GSoC 2026 in libsemigroups
Introduction
The libsemigroups library for computational semigroup theory contains efficient implementations of widely used and novel algorithms in computational semigroup theory. This library forms the core of the GAP package Semigroups which is used by researchers in semigroup theory for preliminary computational explorations that motivate mathematical discoveries or for finding counterexamples to conjectures. libsemigroups has also found applications in tooling for cryptography researchers and as a computational oracle for mathematical formalization projects.
The libsemigroups project focuses on efficiency and ease of use. For the second goal, we maintain bindings for the libsemigroups library in Python in the libsemigroups_pybind11 project and the GAP package Semigroups which depends on libsemigroups. There is also an ongoing effort to provide Julia bindings as part of the Semigroups.jl project.
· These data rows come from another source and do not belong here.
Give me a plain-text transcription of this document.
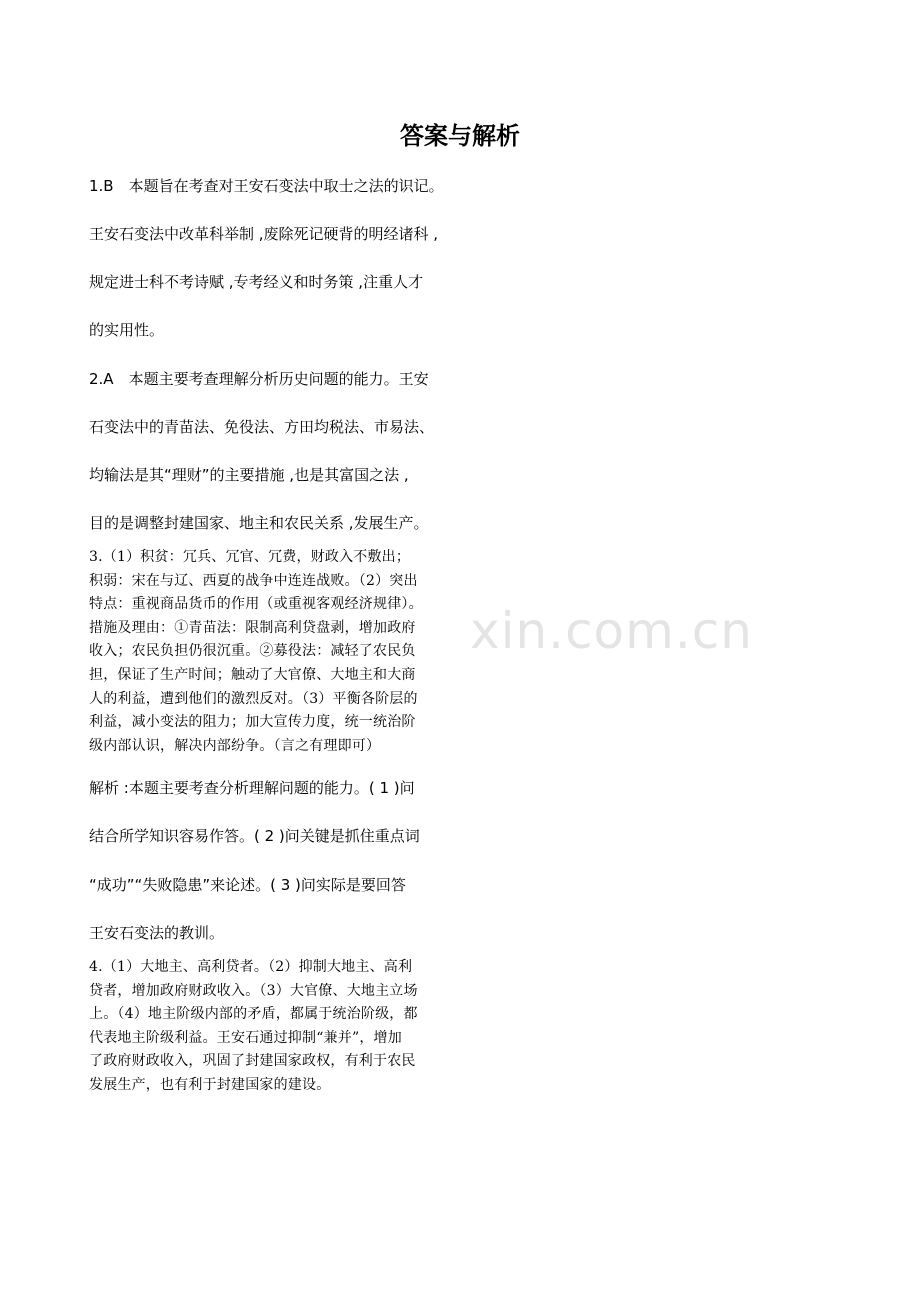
xin.com.cn
答案与解析

1.B　本题旨在考查对王安石变法中取士之法的识记。

王安石变法中改革科举制 ,废除死记硬背的明经诸科 ,

规定进士科不考诗赋 ,专考经义和时务策 ,注重人才

的实用性。

2.A　本题主要考查理解分析历史问题的能力。王安

石变法中的青苗法、免役法、方田均税法、市易法、

均输法是其“理财”的主要措施 ,也是其富国之法 ,

目的是调整封建国家、地主和农民关系 ,发展生产。

3.（1）积贫：冗兵、冗官、冗费，财政入不敷出；
积弱：宋在与辽、西夏的战争中连连战败。（2）突出
特点：重视商品货币的作用（或重视客观经济规律）。
措施及理由：①青苗法：限制高利贷盘剥，增加政府
收入；农民负担仍很沉重。②募役法：减轻了农民负
担，保证了生产时间；触动了大官僚、大地主和大商
人的利益，遭到他们的激烈反对。（3）平衡各阶层的
利益，减小变法的阻力；加大宣传力度，统一统治阶
级内部认识，解决内部纷争。（言之有理即可）

解析 :本题主要考查分析理解问题的能力。( 1 )问

结合所学知识容易作答。( 2 )问关键是抓住重点词

“成功”“失败隐患”来论述。( 3 )问实际是要回答

王安石变法的教训。

4.（1）大地主、高利贷者。（2）抑制大地主、高利
贷者，增加政府财政收入。（3）大官僚、大地主立场
上。（4）地主阶级内部的矛盾，都属于统治阶级，都
代表地主阶级利益。王安石通过抑制“兼并”，增加
了政府财政收入，巩固了封建国家政权，有利于农民
发展生产，也有利于封建国家的建设。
The development of libsemigroups occurs primarily at the University of St Andrews with multiple external collaborators, and we would like to welcome many more as part of the Google summer of code program! We believe it is a great opportunity for participants to contribute to an open-source project in mathematics and gain insights into computational semigroup theory.
Project ideas
Below is a list of ideas for projects within the libsemigroups organization, along with potential mentors and a rough estimate of the length and difficulty of the project.
| Contents |
|---|
1. Julia bindings Semigroups.jl for libsemigroups
Description: The goal of this project is to create functioning bindings of the libsemigroups library into Julia as part of the Semigroups.jl project. The libsemigroups_pybind11 project implements something similar for Python. The aim is for Semigroups.jl to expose the low-level functionality of libsemigroups to be used as a foundation for a separate higher level package. In particular, a longer term aim of this project is to replace the kernel extension of the GAP package Semigroups with Semigroups.jl.
This project may involve:
- writing tooling to (at least partially) automate the generation of the Julia bindings, documentation, and tests;
- making design decisions about how to map C++ idioms to Julia.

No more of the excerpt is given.